# Shoe Trees



## camerashy (Feb 9, 2014)

Well it’s taken me 71 years to appreciate how good shoe trees are, they help to take all the creases out of leather shoes I’m very impressed and for £21 personalised in your own name or branding they are a steal


----------



## Cookeh (Apr 27, 2017)

They are indeed sublime. Heat guns combined with the trees work brilliantly to thoroughly remove the creases. Trees prevent them, though


----------



## Meirion658 (Feb 11, 2012)

camerashy said:


> Well it's taken me 71 years to appreciate how good shoe trees are, they help to take all the creases out of leather shoes I'm very impressed and for £21 personalised in your own name or branding they are a steal


Recently bought a pair for a new pair of Cheaney shoes I bought and I must say they do a fantastic job of keeping the shoes in shape. Where did get them personalised for £21


----------



## Radish293 (Mar 16, 2012)

Got to say quality shoes are an investment 


Sent from my iPad using Tapatalk


----------



## camerashy (Feb 9, 2014)

Radish293 said:


> Got to say quality shoes are an investment
> 
> Sent from my iPad using Tapatalk


Just bought 3 pairs of Cheaneys in their Sale


----------



## camerashy (Feb 9, 2014)

Meirion658 said:


> Recently bought a pair for a new pair of Cheaney shoes I bought and I must say they do a fantastic job of keeping the shoes in shape. Where did get them personalised for £21


https://www.shoe-trees.co.uk/shoe-care/men-s-shoe-trees

Had my name put on them in Verdana script


----------



## stealthwolf (Sep 24, 2008)

I was watching The Elegant Oxford YouTube channel and that convinced me to buy shoe trees. I use them for formal shoes and not my work shoes (Timberland leather shoes).


----------



## camerashy (Feb 9, 2014)

stealthwolf said:


> I was watching The Elegant Oxford YouTube channel and that convinced me to buy shoe trees.

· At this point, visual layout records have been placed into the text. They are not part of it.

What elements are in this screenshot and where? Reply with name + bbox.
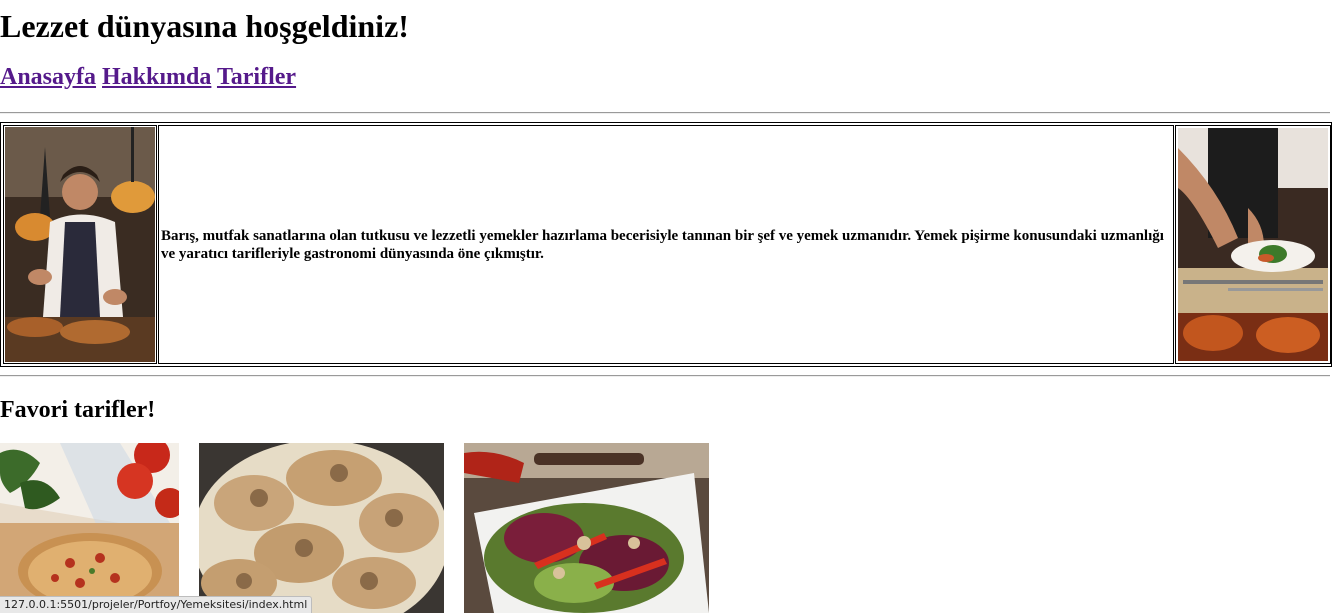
nav-link-about[interactable]: Hakkımda — [102, 64, 211, 90]
chef-bio-table: Barış, mutfak sanatlarına olan tutkusu v… — [0, 122, 1332, 367]
nav-link-home[interactable]: Anasayfa — [0, 64, 96, 90]
chef-cooking-photo — [5, 127, 155, 362]
pizza-photo[interactable] — [0, 443, 179, 613]
divider-bottom — [0, 375, 1330, 377]
plating-photo-cell — [1175, 125, 1331, 364]
mushroom-chicken-photo[interactable] — [199, 443, 444, 613]
nav-link-recipes[interactable]: Tarifler — [217, 64, 296, 90]
main-nav: Anasayfa Hakkımda Tarifler — [0, 62, 296, 92]
browser-status-url: 127.0.0.1:5501/projeler/Portfoy/Yemeksit… — [0, 596, 313, 613]
salad-photo[interactable] — [464, 443, 709, 613]
page-title: Lezzet dünyasına hoşgeldiniz! — [0, 8, 409, 44]
favorites-heading: Favori tarifler! — [0, 397, 156, 423]
chef-bio-cell: Barış, mutfak sanatlarına olan tutkusu v… — [158, 125, 1174, 364]
chef-bio-text: Barış, mutfak sanatlarına olan tutkusu v… — [161, 228, 1164, 262]
chef-photo-cell — [3, 125, 157, 364]
divider-top — [0, 112, 1330, 114]
chef-plating-photo — [1178, 128, 1328, 361]
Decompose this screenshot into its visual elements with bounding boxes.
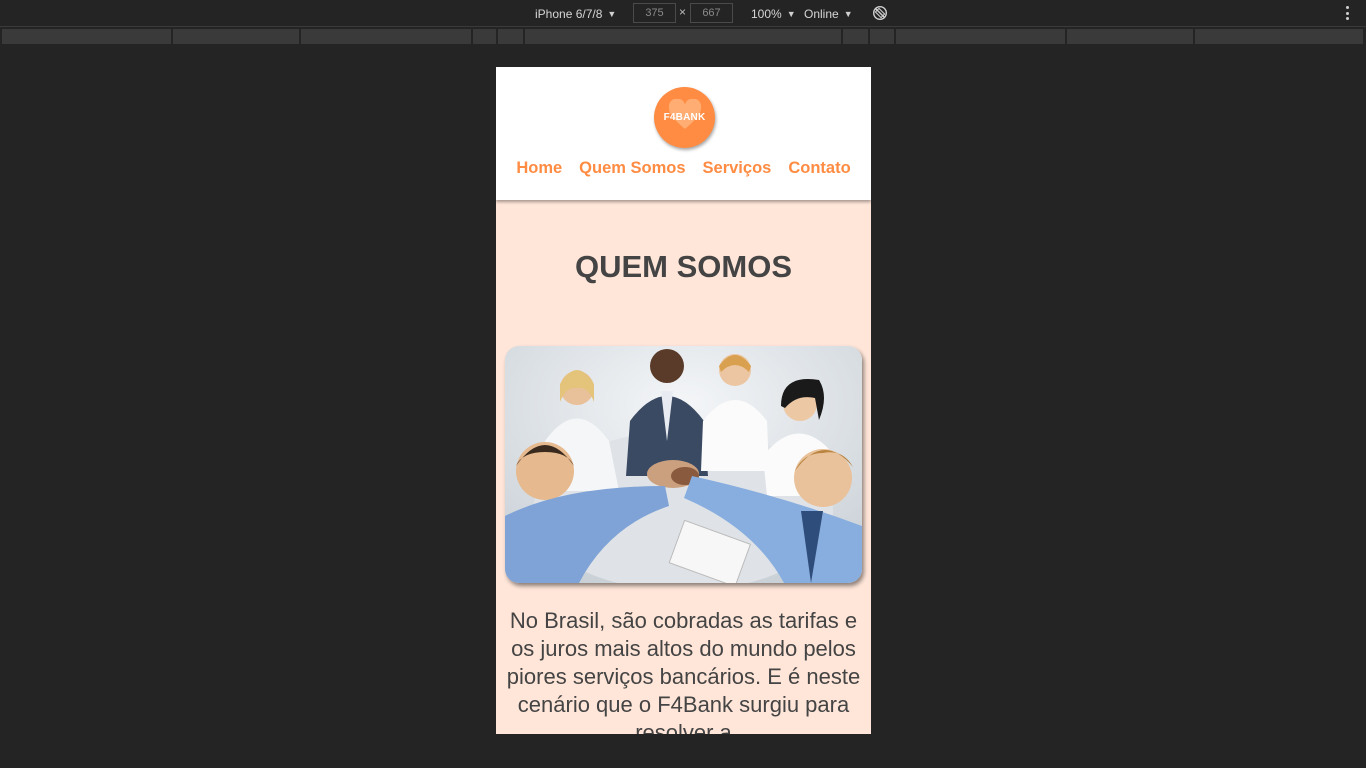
rotate-icon[interactable] [872, 5, 888, 21]
section-title: QUEM SOMOS [574, 249, 792, 284]
chevron-down-icon: ▼ [607, 8, 617, 19]
nav-quem-somos[interactable]: Quem Somos [579, 159, 685, 178]
media-query-bar [0, 28, 1366, 45]
width-input[interactable] [633, 3, 676, 23]
throttling-select[interactable]: Online ▼ [804, 0, 853, 27]
kebab-menu-icon[interactable] [1340, 5, 1354, 21]
media-query-segment[interactable] [473, 29, 497, 44]
team-photo [505, 346, 862, 583]
site-header: F4BANK Home Quem Somos Serviços Contato [496, 67, 871, 200]
media-query-segment[interactable] [1195, 29, 1364, 44]
zoom-value: 100% [751, 6, 782, 21]
dimension-separator: × [679, 5, 687, 19]
nav-contato[interactable]: Contato [788, 159, 850, 178]
chevron-down-icon: ▼ [786, 8, 796, 19]
media-query-segment[interactable] [525, 29, 842, 44]
device-viewport: F4BANK Home Quem Somos Serviços Contato … [496, 67, 871, 734]
throttling-value: Online [804, 6, 839, 21]
logo[interactable]: F4BANK [654, 87, 715, 148]
media-query-segment[interactable] [173, 29, 300, 44]
zoom-select[interactable]: 100% ▼ [751, 0, 796, 27]
about-paragraph: No Brasil, são cobradas as tarifas e os … [506, 608, 861, 734]
device-toolbar: iPhone 6/7/8 ▼ × 100% ▼ Online ▼ [0, 0, 1366, 27]
nav-servicos[interactable]: Serviços [703, 159, 772, 178]
media-query-segment[interactable] [870, 29, 895, 44]
media-query-segment[interactable] [1067, 29, 1194, 44]
nav-home[interactable]: Home [516, 159, 562, 178]
media-query-segment[interactable] [301, 29, 472, 44]
device-name: iPhone 6/7/8 [535, 6, 603, 21]
media-query-segment[interactable] [2, 29, 172, 44]
media-query-segment[interactable] [896, 29, 1066, 44]
height-input[interactable] [690, 3, 733, 23]
chevron-down-icon: ▼ [843, 8, 853, 19]
media-query-segment[interactable] [498, 29, 524, 44]
logo-text: F4BANK [663, 112, 706, 123]
device-select[interactable]: iPhone 6/7/8 ▼ [535, 0, 616, 27]
media-query-segment[interactable] [843, 29, 869, 44]
main-nav: Home Quem Somos Serviços Contato [496, 159, 871, 178]
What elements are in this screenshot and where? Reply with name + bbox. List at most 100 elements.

I use them for formal shoes and not my work shoes (Timberland leather shoes).


Yes, Preston Soto videos are really good and he is an artist when it comes to mirror shine


----------



## stealthwolf (Sep 24, 2008)

camerashy said:


> Yes, Preston Soto videos are really good and he is an artist when it comes to mirror shine


Oh definitely. I'm looking at buying a saphir polishing kit because of his work. It'll be a step up from the Kiwi liquid stuff I use. I haven't properly polished my shoes since I was in secondary school and used a brush and chery blossom shoe polish that used to come in a tin.

I love the mirror shine on the shoe caps but I prefer Derby shoes for formal wear over Oxfords and they come without the cap.


----------



## Cookeh (Apr 27, 2017)

You can still mirror shine a pair of Derby's, you just gradient the shine.


----------



## camerashy (Feb 9, 2014)

I've just purchased some Saphir Renovator, creams and wax from here free postage over £10
https://www.afinepairofshoes.co.uk


----------